Technology enablement is a clear opportunity in value-based care and population health since it is essential for achieving levels of success. Once clinical resources, processes, networks, and incentives are well established, it is paramount that these areas are empowered with the right technology in the right place at the right time. This requires a healthcare technology ecosystem that is unified and accessible across the care continuum.
Examples of Payment Models
- Fee-for-Service – The original model for reimbursing based upon each service performed on a patient
- Pay-for-Performance (P4P) – Compensation based on specific metrics for quality and efficiency
- Bundle Payment / Episode – Single payment for all services allocated by patient procedure or condition
- Shared Savings – Providers analyze costs to receive incentive payments based on actual savings
- Shared Risk – Similar to shared savings with downside risk and larger upside incentive payments for savings
- Capitation – Full risk with an assigned payment per patient tied to expected usage and level of risk
- Provider-Sponsored Health Plan – Full risk is assumed for a population collecting insurance premiums
- Direct Contracting – Creates value-based payment arrangements with providers for Medicare patients
Q5. How has the wave of healthcare data proliferation created both a dilemma and opportunity?
The HITECH Act was released to promote the deployment of Electronic Medical Records (EMRs) for each healthcare provider, ensuring that written files are converted to a digital format within an EMR. As a result, an endless array of EMR platforms have been separately deployed in locations throughout the spectrum of care, driving the fragmentation of patient health records. Mobile health applications have also become prevalent, adding to the further proliferation of data without sufficient integration to share their data. These factors have created a significant dilemma in healthcare since each consumer has a wide array of fragmented health records spread across many platforms. As a result, technology and solution providers have an opportunity to ensure sufficient interfaces are in place to share data for a unified patient record. Doing so can empower all stakeholders at all levels of care to stay on the same page regarding each patient’s history, plans, and goals.

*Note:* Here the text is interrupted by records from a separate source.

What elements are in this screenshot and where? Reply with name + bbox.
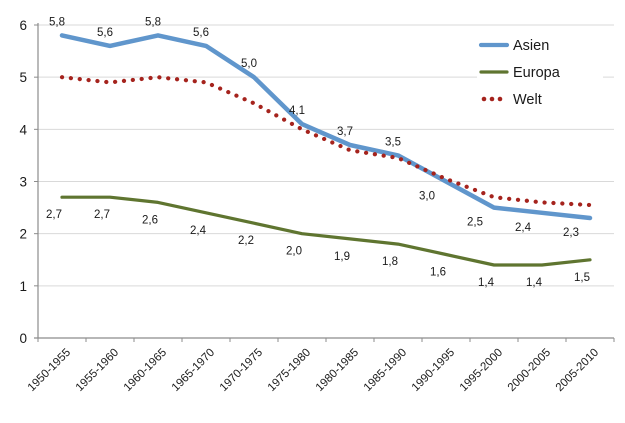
data-label-europa: 1,4 <box>478 277 495 289</box>
legend-label-asien: Asien <box>513 38 549 54</box>
data-label-asien: 2,5 <box>467 217 483 229</box>
legend-label-europa: Europa <box>513 65 561 81</box>
legend-swatch-welt-dot <box>497 96 503 102</box>
y-tick-label: 2 <box>19 227 27 242</box>
y-tick-label: 3 <box>19 175 27 190</box>
data-label-europa: 2,7 <box>94 209 110 221</box>
data-label-asien: 3,0 <box>419 191 435 203</box>
data-label-asien: 5,8 <box>145 16 161 28</box>
data-label-asien: 5,8 <box>49 16 65 28</box>
data-label-europa: 1,9 <box>334 251 350 263</box>
data-label-asien: 2,4 <box>515 222 532 234</box>
data-label-asien: 3,7 <box>337 126 353 138</box>
data-label-asien: 5,6 <box>97 27 113 39</box>
series-asien-line <box>59 33 593 221</box>
data-label-asien: 3,5 <box>385 136 401 148</box>
data-label-europa: 2,4 <box>190 225 207 237</box>
series-welt-line <box>59 75 593 208</box>
data-label-europa: 2,0 <box>286 246 302 258</box>
legend-label-welt: Welt <box>513 92 542 108</box>
series-europa-line <box>60 195 592 267</box>
data-label-europa: 2,6 <box>142 214 158 226</box>
y-tick-label: 1 <box>19 279 27 294</box>
legend-swatch-welt-dot <box>481 96 487 102</box>
data-label-asien: 2,3 <box>563 227 579 239</box>
data-label-europa: 1,4 <box>526 277 543 289</box>
data-label-europa: 1,6 <box>430 267 446 279</box>
data-label-europa: 1,5 <box>574 272 590 284</box>
data-label-europa: 2,7 <box>46 209 62 221</box>
data-label-asien: 4,1 <box>289 105 305 117</box>
data-label-europa: 1,8 <box>382 256 398 268</box>
y-tick-label: 6 <box>19 18 27 33</box>
data-label-asien: 5,6 <box>193 27 209 39</box>
y-tick-label: 5 <box>19 70 27 85</box>
data-label-asien: 5,0 <box>241 58 257 70</box>
data-label-europa: 2,2 <box>238 235 254 247</box>
y-tick-label: 4 <box>19 122 27 137</box>
y-tick-label: 0 <box>19 331 27 346</box>
legend-swatch-welt-dot <box>489 96 495 102</box>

Q6. What is the ultimate strategy to succeed with technology-enabled healthcare solutions?
If you imagine four major waves converging from the north, south, east, and west into a central point within the ocean, the outcome would be considerable chaos for an individual on their journey. At the same time, if it were possible to align and benefit from the four major waves to act in harmony in the same direction, the individual would seamlessly propel forward.
Overall, the destiny of our healthcare system relies on the ability of technology and solution providers to excel along the four major waves. They must learn from the wave of omnichannel engagement approaches where the healthcare consumer is at the center, seamlessly interacting in a unified user and data experience. They must apply the wave of digital health solutions while recognizing those at the trough of disillusionment and ensuring their data is sufficiently shared. They must become knowledgeable in the wave of value-based care initiatives to offer a value proposition that can enable financial upside for various stakeholders. And, finally, technology and solution providers must address the wave of healthcare data proliferation by ensuring information is exchanged with a unified patient health record to empower every stakeholder at every level of care.